Second Department of Cardiology, Attikon University Hospital, National and Kapodistrian University of Athens Medical School Athens, Greece.
US Cardiol. 2021 Aug 4;15:e14. doi: 10.15420/usc.2020.33. eCollection 2021.
Dual antiplatelet therapy (DAPT), comprising aspirin and a P2Y receptor inhibitor, is considered the cornerstone of treatment in patients who have undergone percutaneous coronary intervention (PCI). Patients with complex PCI (C-PCI) constitute a special PCI subpopulation, characterized by increased ischemic risk. Identifying the optimal DAPT strategy is often challenging and remains controversial in this setting. In an attempt to balance ischemic and bleeding risks in C-PCI patients receiving DAPT, treatment individualization regarding potency and duration has evolved as a feasible approach. Platelet function testing and genotyping have been evaluated in several trials with conflicting and mostly neutral results. The aim of this review is to critically appreciate the role of these tools for antiplatelet treatment tailoring specifically in C-PCI patients. Because existing evidence is limited, dedicated future studies are warranted to elucidate the utility of platelet function testing and genotyping in C-PCI.

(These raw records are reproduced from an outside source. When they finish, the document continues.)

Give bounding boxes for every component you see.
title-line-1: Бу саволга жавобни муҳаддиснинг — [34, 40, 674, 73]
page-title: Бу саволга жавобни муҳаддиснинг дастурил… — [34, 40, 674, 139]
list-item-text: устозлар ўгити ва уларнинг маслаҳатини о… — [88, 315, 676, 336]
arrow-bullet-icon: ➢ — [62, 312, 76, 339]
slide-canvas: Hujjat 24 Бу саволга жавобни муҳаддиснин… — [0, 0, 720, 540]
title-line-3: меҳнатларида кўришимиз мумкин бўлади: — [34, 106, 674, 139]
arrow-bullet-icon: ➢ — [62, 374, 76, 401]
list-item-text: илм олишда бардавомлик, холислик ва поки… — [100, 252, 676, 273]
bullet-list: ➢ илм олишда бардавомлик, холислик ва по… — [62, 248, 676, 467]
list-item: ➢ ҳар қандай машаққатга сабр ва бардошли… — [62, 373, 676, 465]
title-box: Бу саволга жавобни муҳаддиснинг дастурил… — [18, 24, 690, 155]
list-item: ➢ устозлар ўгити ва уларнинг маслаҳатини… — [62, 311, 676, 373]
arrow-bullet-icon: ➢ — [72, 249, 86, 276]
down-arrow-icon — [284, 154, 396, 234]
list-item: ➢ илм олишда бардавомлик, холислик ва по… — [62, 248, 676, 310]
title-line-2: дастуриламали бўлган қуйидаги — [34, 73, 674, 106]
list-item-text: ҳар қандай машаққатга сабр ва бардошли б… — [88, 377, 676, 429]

双联抗血小板治疗(DAPT),由阿司匹林和一种P2Y受体抑制剂组成,被认为是接受经皮冠状动脉介入治疗(PCI)患者的治疗基石。复杂PCI(C-PCI)患者构成了一个特殊的PCI亚组,其特征是缺血风险增加。在这种情况下,确定最佳的DAPT策略往往具有挑战性,并且仍然存在争议。为了平衡接受DAPT的C-PCI患者的缺血和出血风险,关于效力和持续时间的治疗个体化已发展成为一种可行的方法。血小板功能检测和基因分型已在多项试验中进行了评估,结果相互矛盾且大多为中性。本综述的目的是批判性地评估这些工具在专门针对C-PCI患者进行抗血小板治疗调整中的作用。由于现有证据有限,未来需要进行专门的研究以阐明血小板功能检测和基因分型在C-PCI中的效用。